Un homme a brisé les cornes du diablotin des guerres civiles qui avait déjà pointé le nez en Guinée Conakry, sauvant ainsi la grande famille francophone d’un désastre humanitaire (de plus) auquel elle aurait consacré un temps précieux qui est plutôt tout indiqué aux tâches de développement.

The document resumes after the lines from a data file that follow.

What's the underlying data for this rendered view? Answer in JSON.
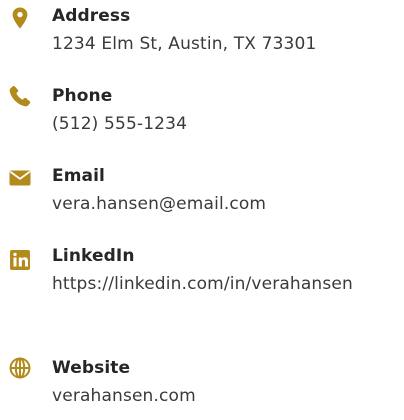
{
  "accent_color": "#b38a1c",
  "contacts": [
    {
      "icon": "map-pin-icon",
      "label": "Address",
      "value": "1234 Elm St, Austin, TX 73301"
    },
    {
      "icon": "phone-icon",
      "label": "Phone",
      "value": "(512) 555-1234"
    },
    {
      "icon": "envelope-icon",
      "label": "Email",
      "value": "vera.hansen@email.com"
    },
    {
      "icon": "linkedin-icon",
      "label": "LinkedIn",
      "value": "https://linkedin.com/in/verahansen"
    },
    {
      "icon": "globe-icon",
      "label": "Website",
      "value": "verahansen.com"
    }
  ]
}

A l’OIF, tous les mérites sont reconnus mais ceux qui émergent de l’ordinaire sont gravés en lettres d’or. Voilà pourquoi le maître des lieux en personne, Abdou Diouf, en présence de tout son cabinet et des membres de la Délégation à la Paix, à la Démocratie et aux Droits de l’Homme, a décerné à général Siaka Sangaré- notre compatriote qui officie à la tête de la Délégation générale aux élections (Dge) dans notre pays- la médaille Léopold Sédar Senghor pour sa réussite exceptionnelle dans la tenue correcte du deuxième tour de la dernière élection présidentielle organisée en Guinée- Conakry, le pays de Sékou Touré. La haute distinction a été frappée par la prestigieuse institution « Monnaie de Paris » et elle porte en relief l’inscription « S’enrichir de ses différences pour converger vers l’universel », un appel digne de l’ancien président sénégalais Léopold Sédar Senghor décédé en 2001 à l’âge de 95 ans et aussi un credo qui motive bien la raison d’être de l’OIF.
Pour saisir tout le sens de la démarche de la plus haute institution francophone, il faut rappeler que de 1958 (date de son indépendance) à la dernière élection présidentielle, la Guinée Conakry a misérablement vécu pendant plus de cinquante ans sous deux dictatures féroces qui ont chacune duré plus d’un quart de siècle et dont les bilans macabres de violations des droits de l’homme demeurent sur notre continent sinon des records, du moins des exemples à bannir à jamais. En plus, eu égard aux clivages ethniques accentués dans le pays au fil des ans, aux errements militaires de l’après- Lassana Conté, aux agissements boiteux d’une transition mal assurée sous la houlette d’un capitaine Moussa Dadis Camara régulièrement enclin aux coups d’éclats et, il faut le souligner, à la mégalomanie, voire la paranoïa de certains leaders politiques soudains pris dans les mailles de l’ambition d’être président de la République, tous les ingrédients du chaos étaient réunis. La communauté internationale, avec en tête la Francophonie dont la Guinée est une partie sensible pour moult considérations, avait tout simplement d’évidentes raisons d’être angoissée, d’être anxieuse.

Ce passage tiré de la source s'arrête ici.